Note: I’m based in Korea, so some context here is Korea-specific.

Lemon Toolbox chatbot

A story about building a service like this!

Added 2024.06.30: Back then, ChatGPT didn’t exist yet, so chatbot services like this were not common!

First-day Twitter screenshot

Aaaah what on earth is happening!!

1. Why did I develop this?

I originally wrote something long, but other people’s TMI isn’t very fun, so I’m keeping it short. Even shortened, it’s still pretty long though!

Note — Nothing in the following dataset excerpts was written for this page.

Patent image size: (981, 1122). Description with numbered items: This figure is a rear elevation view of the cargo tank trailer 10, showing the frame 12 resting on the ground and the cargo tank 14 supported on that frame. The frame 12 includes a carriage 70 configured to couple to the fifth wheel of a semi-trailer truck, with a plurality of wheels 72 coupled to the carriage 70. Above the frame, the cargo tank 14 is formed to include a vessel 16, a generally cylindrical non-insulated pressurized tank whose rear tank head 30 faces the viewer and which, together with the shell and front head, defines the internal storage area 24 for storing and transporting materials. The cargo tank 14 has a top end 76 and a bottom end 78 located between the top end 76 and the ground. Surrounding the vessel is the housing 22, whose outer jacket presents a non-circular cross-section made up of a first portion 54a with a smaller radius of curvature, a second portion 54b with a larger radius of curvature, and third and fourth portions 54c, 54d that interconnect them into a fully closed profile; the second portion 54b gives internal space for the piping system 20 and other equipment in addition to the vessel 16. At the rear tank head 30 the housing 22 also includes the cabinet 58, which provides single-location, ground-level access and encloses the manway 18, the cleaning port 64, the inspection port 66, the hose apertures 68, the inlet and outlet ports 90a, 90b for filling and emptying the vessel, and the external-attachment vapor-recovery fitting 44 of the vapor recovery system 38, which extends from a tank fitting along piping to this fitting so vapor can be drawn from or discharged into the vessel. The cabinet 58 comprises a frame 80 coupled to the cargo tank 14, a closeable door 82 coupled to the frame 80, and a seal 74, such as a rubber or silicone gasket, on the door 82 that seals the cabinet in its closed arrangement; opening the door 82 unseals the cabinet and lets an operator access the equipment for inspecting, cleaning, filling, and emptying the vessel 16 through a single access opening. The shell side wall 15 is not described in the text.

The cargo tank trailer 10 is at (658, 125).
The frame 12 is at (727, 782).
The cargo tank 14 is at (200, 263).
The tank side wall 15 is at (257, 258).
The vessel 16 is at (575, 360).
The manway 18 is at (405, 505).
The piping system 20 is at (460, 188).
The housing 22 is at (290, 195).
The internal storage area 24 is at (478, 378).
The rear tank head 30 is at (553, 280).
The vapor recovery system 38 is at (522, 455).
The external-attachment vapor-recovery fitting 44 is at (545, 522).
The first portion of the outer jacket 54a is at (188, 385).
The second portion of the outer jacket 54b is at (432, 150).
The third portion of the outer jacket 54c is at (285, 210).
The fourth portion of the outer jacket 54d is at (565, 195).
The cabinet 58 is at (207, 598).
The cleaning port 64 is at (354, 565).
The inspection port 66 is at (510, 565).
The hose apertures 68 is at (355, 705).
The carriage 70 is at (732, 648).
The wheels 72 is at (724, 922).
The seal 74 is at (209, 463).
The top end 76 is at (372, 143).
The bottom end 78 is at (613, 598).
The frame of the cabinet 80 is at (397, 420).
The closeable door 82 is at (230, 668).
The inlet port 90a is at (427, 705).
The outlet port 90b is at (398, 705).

While reading Introduction to Natural Language Processing with Deep Learning as a hobby, I was on the Korean chatbot using BERT sentence embedding section when it suddenly hit me — couldn’t I use tweets as training data?

Book example

Hey, couldn’t I do something similar with Twitter mentions?

Tweet

Couldn’t I make it like this?

The problem is the amount of training data. The Twitter API only provides up to 3,200 tweets when requesting recent tweets.

Conservatively, if we assume half of those are public tweets (tweets thrown out into the void), that’s about 1,600 tweets as training data. As you know, 1,600 entries is a very small amount of data in machine learning, making it hard to build a meaningful chatbot.

But if it looks fun, isn’t it worth a shot?

So I decided to give it a try. Ah… at the time I had no idea I’d burn over a month turning roughly 200 lines of Colab code into a real service…

2. Serverless ML?

The very, very simple structure for generating ML-transformed data is as follows.

Service pipeline

So, with a single server processing one at a time, it takes about 15 minutes per person!

That’s roughly 4 people per hour! 100 people = 25 hours, 1,000 people = 250 hours, so…

If you sign up today, it’ll be done 10 days later! And this is excluding the chatbot Q&A part!

Ah… this is a bit… I’ll have to think of another way…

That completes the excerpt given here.